The larvæ of the genus Anosia feed for the most part upon the varieties of milkweed (Asclepias), and they are therefore called "milkweed butterflies." There are two species of the genus found in our fauna, one, Anosia plexippus, Linnæus, which is distributed over the entire continent as far north as southern Canada, and the other, Anosia berenice, Cramer, which is confined to the extreme southwestern portions of the United States, being found in Texas and Arizona.
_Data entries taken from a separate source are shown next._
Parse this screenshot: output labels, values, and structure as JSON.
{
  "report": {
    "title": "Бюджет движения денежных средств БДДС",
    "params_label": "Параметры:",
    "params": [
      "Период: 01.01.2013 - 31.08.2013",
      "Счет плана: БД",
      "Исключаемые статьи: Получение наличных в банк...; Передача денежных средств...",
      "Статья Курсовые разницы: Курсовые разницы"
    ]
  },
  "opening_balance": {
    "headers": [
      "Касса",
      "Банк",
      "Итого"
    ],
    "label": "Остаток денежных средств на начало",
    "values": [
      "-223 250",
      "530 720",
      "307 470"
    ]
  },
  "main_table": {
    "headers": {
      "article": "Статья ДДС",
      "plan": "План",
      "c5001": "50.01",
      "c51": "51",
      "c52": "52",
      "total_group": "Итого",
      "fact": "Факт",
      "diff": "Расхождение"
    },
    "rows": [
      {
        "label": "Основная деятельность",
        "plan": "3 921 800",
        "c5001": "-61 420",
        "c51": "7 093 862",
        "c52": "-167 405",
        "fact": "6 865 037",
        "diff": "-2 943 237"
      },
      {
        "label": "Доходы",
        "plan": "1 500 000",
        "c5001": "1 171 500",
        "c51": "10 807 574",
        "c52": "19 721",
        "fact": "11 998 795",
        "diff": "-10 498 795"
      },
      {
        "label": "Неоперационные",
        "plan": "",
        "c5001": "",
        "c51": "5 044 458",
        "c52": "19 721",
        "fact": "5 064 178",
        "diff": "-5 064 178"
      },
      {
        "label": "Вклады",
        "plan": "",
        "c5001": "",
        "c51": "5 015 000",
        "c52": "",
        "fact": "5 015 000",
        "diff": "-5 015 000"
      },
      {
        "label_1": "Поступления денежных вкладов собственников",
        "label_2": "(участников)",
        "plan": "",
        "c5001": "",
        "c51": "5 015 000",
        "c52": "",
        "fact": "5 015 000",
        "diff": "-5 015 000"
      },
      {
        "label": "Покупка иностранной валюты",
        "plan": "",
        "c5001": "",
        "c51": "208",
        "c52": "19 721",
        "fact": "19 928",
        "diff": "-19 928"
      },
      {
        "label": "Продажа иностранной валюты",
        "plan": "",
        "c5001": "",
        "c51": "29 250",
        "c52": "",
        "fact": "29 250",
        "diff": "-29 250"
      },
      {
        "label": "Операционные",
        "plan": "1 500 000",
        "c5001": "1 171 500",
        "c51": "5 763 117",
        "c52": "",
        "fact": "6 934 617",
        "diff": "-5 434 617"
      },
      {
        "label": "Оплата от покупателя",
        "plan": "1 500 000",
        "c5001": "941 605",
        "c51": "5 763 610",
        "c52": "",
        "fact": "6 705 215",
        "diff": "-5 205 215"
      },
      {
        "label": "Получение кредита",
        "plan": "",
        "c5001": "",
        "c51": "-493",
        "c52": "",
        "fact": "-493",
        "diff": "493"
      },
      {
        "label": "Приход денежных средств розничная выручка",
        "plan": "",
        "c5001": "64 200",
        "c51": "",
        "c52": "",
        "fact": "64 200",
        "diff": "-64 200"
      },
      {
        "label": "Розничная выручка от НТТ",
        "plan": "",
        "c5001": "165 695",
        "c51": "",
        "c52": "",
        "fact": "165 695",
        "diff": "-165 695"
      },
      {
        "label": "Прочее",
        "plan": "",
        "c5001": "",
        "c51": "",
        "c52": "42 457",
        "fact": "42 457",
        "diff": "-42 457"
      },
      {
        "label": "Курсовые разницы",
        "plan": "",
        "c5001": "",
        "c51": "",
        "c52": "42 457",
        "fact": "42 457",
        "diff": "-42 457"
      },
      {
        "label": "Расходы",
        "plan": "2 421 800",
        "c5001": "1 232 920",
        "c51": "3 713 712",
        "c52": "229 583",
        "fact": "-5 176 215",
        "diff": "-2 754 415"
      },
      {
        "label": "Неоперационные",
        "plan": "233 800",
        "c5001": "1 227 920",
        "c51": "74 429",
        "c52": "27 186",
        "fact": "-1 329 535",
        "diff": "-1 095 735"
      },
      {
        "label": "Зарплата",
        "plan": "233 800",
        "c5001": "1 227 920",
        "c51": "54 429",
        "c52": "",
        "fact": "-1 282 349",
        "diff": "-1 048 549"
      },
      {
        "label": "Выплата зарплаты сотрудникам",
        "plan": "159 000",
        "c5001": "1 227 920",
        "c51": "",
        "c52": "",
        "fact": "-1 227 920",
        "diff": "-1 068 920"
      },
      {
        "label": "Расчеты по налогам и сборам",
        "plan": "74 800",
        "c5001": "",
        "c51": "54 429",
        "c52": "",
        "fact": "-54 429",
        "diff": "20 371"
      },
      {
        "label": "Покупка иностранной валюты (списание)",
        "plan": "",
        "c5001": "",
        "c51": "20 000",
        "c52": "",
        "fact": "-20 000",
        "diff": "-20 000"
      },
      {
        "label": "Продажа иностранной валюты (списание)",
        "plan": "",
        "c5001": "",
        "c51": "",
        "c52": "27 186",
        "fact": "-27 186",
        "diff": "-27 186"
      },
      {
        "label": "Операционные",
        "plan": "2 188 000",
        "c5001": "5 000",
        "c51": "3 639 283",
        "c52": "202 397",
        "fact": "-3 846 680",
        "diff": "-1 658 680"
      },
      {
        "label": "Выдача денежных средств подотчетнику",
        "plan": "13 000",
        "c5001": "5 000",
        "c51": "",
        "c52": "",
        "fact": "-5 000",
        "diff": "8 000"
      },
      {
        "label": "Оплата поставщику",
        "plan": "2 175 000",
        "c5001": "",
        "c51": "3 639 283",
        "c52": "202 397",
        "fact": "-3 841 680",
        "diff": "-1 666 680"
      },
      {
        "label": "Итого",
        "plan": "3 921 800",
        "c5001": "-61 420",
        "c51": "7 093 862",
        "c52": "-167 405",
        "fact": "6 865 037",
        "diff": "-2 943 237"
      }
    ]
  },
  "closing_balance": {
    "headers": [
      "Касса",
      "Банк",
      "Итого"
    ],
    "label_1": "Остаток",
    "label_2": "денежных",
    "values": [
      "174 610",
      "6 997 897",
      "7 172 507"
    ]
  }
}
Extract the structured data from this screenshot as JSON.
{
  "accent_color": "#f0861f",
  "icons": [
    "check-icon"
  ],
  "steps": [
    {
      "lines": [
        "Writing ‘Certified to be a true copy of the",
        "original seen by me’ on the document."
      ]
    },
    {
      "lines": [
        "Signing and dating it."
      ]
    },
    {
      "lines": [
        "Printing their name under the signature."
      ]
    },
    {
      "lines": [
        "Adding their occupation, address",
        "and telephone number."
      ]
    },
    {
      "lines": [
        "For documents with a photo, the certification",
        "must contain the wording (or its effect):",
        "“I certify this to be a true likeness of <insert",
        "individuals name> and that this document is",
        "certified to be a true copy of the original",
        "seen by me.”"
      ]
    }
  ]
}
(1) Anosia plexippus, Linnæus, Plate VII, Fig. 1, ♂ (The Monarch).

Butterfly.—The upper surface of the wings of this butterfly is bright reddish, with the borders and veins broadly black, with two rows of white spots on the outer borders and two rows of pale spots of moderately large size across the apex of the fore wings. The males have the wings less broadly bordered with black than the females, and on the first median nervule of the hind wings there is a black scent-pouch.

Egg.—The egg is ovate conical, and is well represented in Fig. 4 in the introductory chapter of this book.

Caterpillar.—The caterpillar is bright yellow or greenish-yellow, banded with shining black, and furnished with black fleshy thread-like appendages before and behind. It likewise is well delineated in Fig. 16, as well as in Plate III, Fig. 5.

Chrysalis.—The chrysalis is about an inch in length, pale green, spotted with gold (see Fig. 24, and Plate IV, Figs. 1-3).

The butterfly is believed to be polygoneutic, that is to say, many broods are produced annually; and it is believed by writers that with the advent of cold weather these butterflies migrate to the South, the chrysalids and caterpillars which may be undeveloped at the time of the frosts are destroyed, and that when these insects reappear, as they do every summer, they represent a wave of migration coming northward from the warmer regions of the Gulf States. It is not believed that any of them hibernate in any stage of their existence. This insect sometimes appears in great swarms on the eastern and southern coasts of New Jersey in late autumn. The swarms pressing southward are arrested by the ocean. The writer has seen stunted trees on the New Jersey coast in the middle of October, when the foliage has already fallen, so completely covered with clinging masses of these butterflies as to present the appearance of trees in full leaf (Fig. 79).